The fixation on walls is an attempt to re-assert an atavistic reflex toward tribalism on a fully globalized planet. In an era where information means power, the old tribal leaders see threats from all sides. Around the world, the masses are beginning to recognize they are on the same side of the struggle, that too many must contend with the ravages of scarcity, while a select few hoard abundance for themselves. It’s understandable that the powerful few would construct walls to protect their vast wealth from an increasingly desperate and angry many.
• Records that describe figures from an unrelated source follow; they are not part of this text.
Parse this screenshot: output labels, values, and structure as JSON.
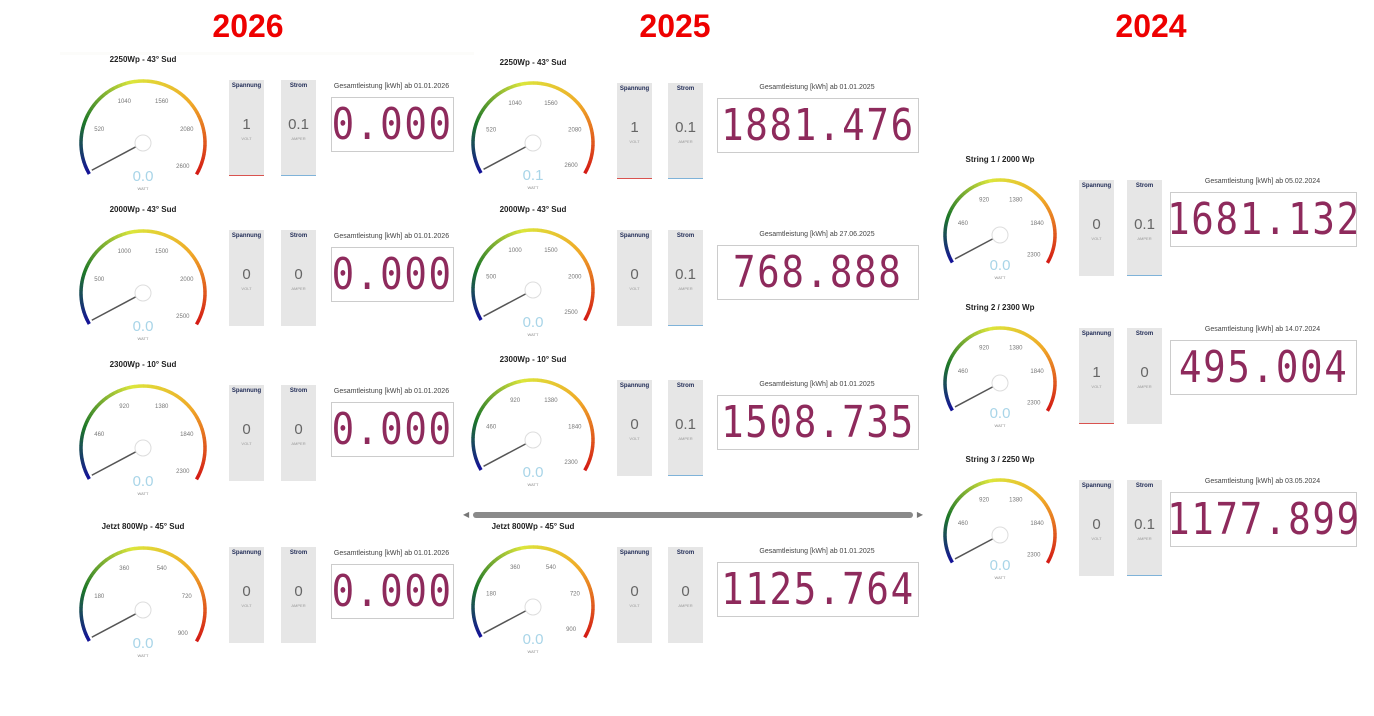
{
  "years": [
    "2026",
    "2025",
    "2024"
  ],
  "columns": [
    {
      "year": "2026",
      "cards": [
        {
          "title": "2250Wp - 43° Sud",
          "ticks": [
            "520",
            "1040",
            "1560",
            "2080",
            "2600"
          ],
          "value": "0.0",
          "unit": "WATT",
          "spannung": {
            "label": "Spannung",
            "value": "1",
            "unit": "VOLT"
          },
          "strom": {
            "label": "Strom",
            "value": "0.1",
            "unit": "AMPER"
          },
          "counter_label": "Gesamtleistung [kWh] ab 01.01.2026",
          "counter_value": "0.000"
        },
        {
          "title": "2000Wp - 43° Sud",
          "ticks": [
            "500",
            "1000",
            "1500",
            "2000",
            "2500"
          ],
          "value": "0.0",
          "unit": "WATT",
          "spannung": {
            "label": "Spannung",
            "value": "0",
            "unit": "VOLT"
          },
          "strom": {
            "label": "Strom",
            "value": "0",
            "unit": "AMPER"
          },
          "counter_label": "Gesamtleistung [kWh] ab 01.01.2026",
          "counter_value": "0.000"
        },
        {
          "title": "2300Wp - 10° Sud",
          "ticks": [
            "460",
            "920",
            "1380",
            "1840",
            "2300"
          ],
          "value": "0.0",
          "unit": "WATT",
          "spannung": {
            "label": "Spannung",
            "value": "0",
            "unit": "VOLT"
          },
          "strom": {
            "label": "Strom",
            "value": "0",
            "unit": "AMPER"
          },
          "counter_label": "Gesamtleistung [kWh] ab 01.01.2026",
          "counter_value": "0.000"
        },
        {
          "title": "Jetzt 800Wp - 45° Sud",
          "ticks": [
            "180",
            "360",
            "540",
            "720",
            "900"
          ],
          "value": "0.0",
          "unit": "WATT",
          "spannung": {
            "label": "Spannung",
            "value": "0",
            "unit": "VOLT"
          },
          "strom": {
            "label": "Strom",
            "value": "0",
            "unit": "AMPER"
          },
          "counter_label": "Gesamtleistung [kWh] ab 01.01.2026",
          "counter_value": "0.000"
        }
      ]
    },
    {
      "year": "2025",
      "cards": [
        {
          "title": "2250Wp - 43° Sud",
          "ticks": [
            "520",
            "1040",
            "1560",
            "2080",
            "2600"
          ],
          "value": "0.1",
          "unit": "WATT",
          "spannung": {
            "label": "Spannung",
            "value": "1",
            "unit": "VOLT"
          },
          "strom": {
            "label": "Strom",
            "value": "0.1",
            "unit": "AMPER"
          },
          "counter_label": "Gesamtleistung [kWh] ab 01.01.2025",
          "counter_value": "1881.476"
        },
        {
          "title": "2000Wp - 43° Sud",
          "ticks": [
            "500",
            "1000",
            "1500",
            "2000",
            "2500"
          ],
          "value": "0.0",
          "unit": "WATT",
          "spannung": {
            "label": "Spannung",
            "value": "0",
            "unit": "VOLT"
          },
          "strom": {
            "label": "Strom",
            "value": "0.1",
            "unit": "AMPER"
          },
          "counter_label": "Gesamtleistung [kWh] ab 27.06.2025",
          "counter_value": "768.888"
        },
        {
          "title": "2300Wp - 10° Sud",
          "ticks": [
            "460",
            "920",
            "1380",
            "1840",
            "2300"
          ],
          "value": "0.0",
          "unit": "WATT",
          "spannung": {
            "label": "Spannung",
            "value": "0",
            "unit": "VOLT"
          },
          "strom": {
            "label": "Strom",
            "value": "0.1",
            "unit": "AMPER"
          },
          "counter_label": "Gesamtleistung [kWh] ab 01.01.2025",
          "counter_value": "1508.735"
        },
        {
          "title": "Jetzt 800Wp - 45° Sud",
          "ticks": [
            "180",
            "360",
            "540",
            "720",
            "900"
          ],
          "value": "0.0",
          "unit": "WATT",
          "spannung": {
            "label": "Spannung",
            "value": "0",
            "unit": "VOLT"
          },
          "strom": {
            "label": "Strom",
            "value": "0",
            "unit": "AMPER"
          },
          "counter_label": "Gesamtleistung [kWh] ab 01.01.2025",
          "counter_value": "1125.764"
        }
      ]
    },
    {
      "year": "2024",
      "cards": [
        {
          "title": "String 1 / 2000 Wp",
          "ticks": [
            "460",
            "920",
            "1380",
            "1840",
            "2300"
          ],
          "value": "0.0",
          "unit": "WATT",
          "spannung": {
            "label": "Spannung",
            "value": "0",
            "unit": "VOLT"
          },
          "strom": {
            "label": "Strom",
            "value": "0.1",
            "unit": "AMPER"
          },
          "counter_label": "Gesamtleistung [kWh] ab 05.02.2024",
          "counter_value": "1681.132"
        },
        {
          "title": "String 2 / 2300 Wp",
          "ticks": [
            "460",
            "920",
            "1380",
            "1840",
            "2300"
          ],
          "value": "0.0",
          "unit": "WATT",
          "spannung": {
            "label": "Spannung",
            "value": "1",
            "unit": "VOLT"
          },
          "strom": {
            "label": "Strom",
            "value": "0",
            "unit": "AMPER"
          },
          "counter_label": "Gesamtleistung [kWh] ab 14.07.2024",
          "counter_value": "495.004"
        },
        {
          "title": "String 3 / 2250 Wp",
          "ticks": [
            "460",
            "920",
            "1380",
            "1840",
            "2300"
          ],
          "value": "0.0",
          "unit": "WATT",
          "spannung": {
            "label": "Spannung",
            "value": "0",
            "unit": "VOLT"
          },
          "strom": {
            "label": "Strom",
            "value": "0.1",
            "unit": "AMPER"
          },
          "counter_label": "Gesamtleistung [kWh] ab 03.05.2024",
          "counter_value": "1177.899"
        }
      ]
    }
  ],
  "colors": {
    "year": "#ee0000",
    "counter": "#8e2a5c",
    "spannung_bar": "#d9534f",
    "strom_bar": "#7fb3d9",
    "gauge_value": "#a9d5e8"
  }
}
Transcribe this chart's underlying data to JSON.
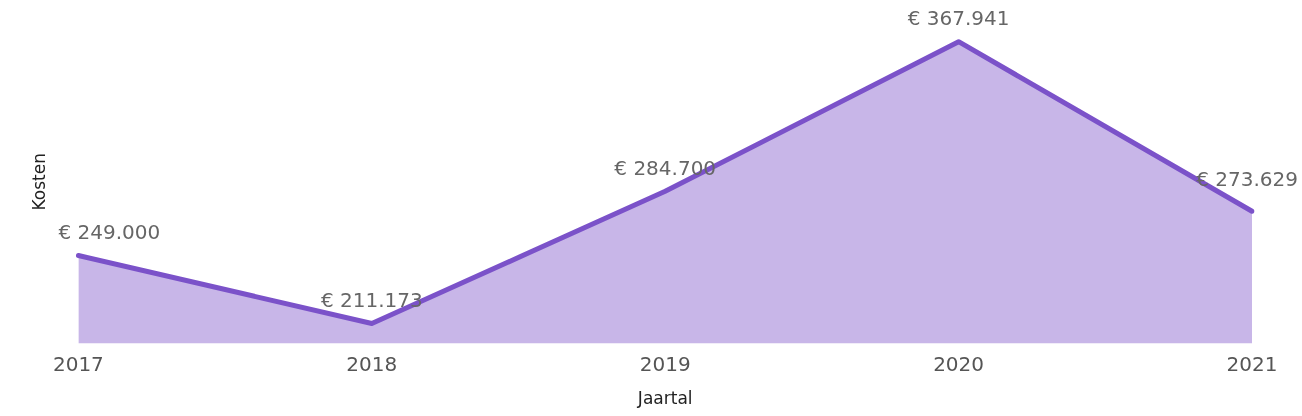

It is an understandable impulse, but it can lead only to the downfall of everyone, including those hidden behind their walls. As we have seen over the past few weeks, our social order has reached a breaking point. As millions lose their income and with it, whatever sense of security they might have had, and as the government response to a killer virus has been nothing but a confusing morass of contradictions and misdirection, ordinary Americans are mobilizing in their desperation, finding solidarity in the bleakness of their prospects, and refusing to stand for it any longer. Shocking images of overturned police cars set ablaze and commercial districts reduced to rubble make their stakes clear: if change doesn’t come, and soon, we’ll burn it all down.
Thankfully, there are small but encouraging signs that change is coming; the officers responsible for George Floyd’s death will be tried for their crimes, and some cities are now even beginning to seriously consider what it would mean to substantively reform, if not defund, their police departments. And in town squares, college quads, and other public places, offensive monuments to slave traders, Confederate generals and brutal colonizers are being toppled—occasionally with the permission of public officials.
For Trump and those who share his fear of a world slipping out of their grasp, the construction of walls will not fortify America, as they argue it will. No, these walls will do nothing but stifle, constrict, insulate and shrink our country. To build a wall is to retreat while standing still.
And while the incompetence of the Trump Administration in dealing with the coronavirus, the ensuing economic crisis, and the present civil unrest continues to exacerbate all of these crises, other forces are finding ways to surmount this wall of ineptitude. Public-private partnerships in Britain and Asia are working overtime to research and develop anti-Covid therapies at a pace and degree of collaboration unprecedented in modern times.
As pharmaceutical firms set aside competitive interests and liberal democracies (other than ours) dispense with national rivalries, the free and almost instantaneous flow of information and communication is allowing the search for a life-saving cure to advance at an almost exponential rate. The agents of change in this world will not be hemmed in by walls.
In his 1989 farewell address, delivered a few months before ordinary German people demolished the wall that had divided them for decades, Reagan described his vision of America as “the shining city on upon a hill:
“[I]n my mind it was a tall, proud city built on rocks stronger than oceans, windswept, God-blessed, and teeming with people of all kinds living in harmony and peace; a city with free ports that hummed with commerce and creativity. And if there had to be city walls, the walls had doors and the doors were open to anyone with the will and the heart to get here.”
In his aspirational imagining, Reagan saw America as a place where people, ideas, goods and information moved freely, enhancing life for themselves, each other, and the collective whole. And while The Great Communicator accepted the possibility of a need for walls, he pictured them with open doors.
This is the vision that we must embrace if we intend to secure a liveable, peaceful, dignified future for everyone: a world not of walls, but of open doors.
Ajay Raju, an attorney and philanthropist, is co-founder of The Citizen.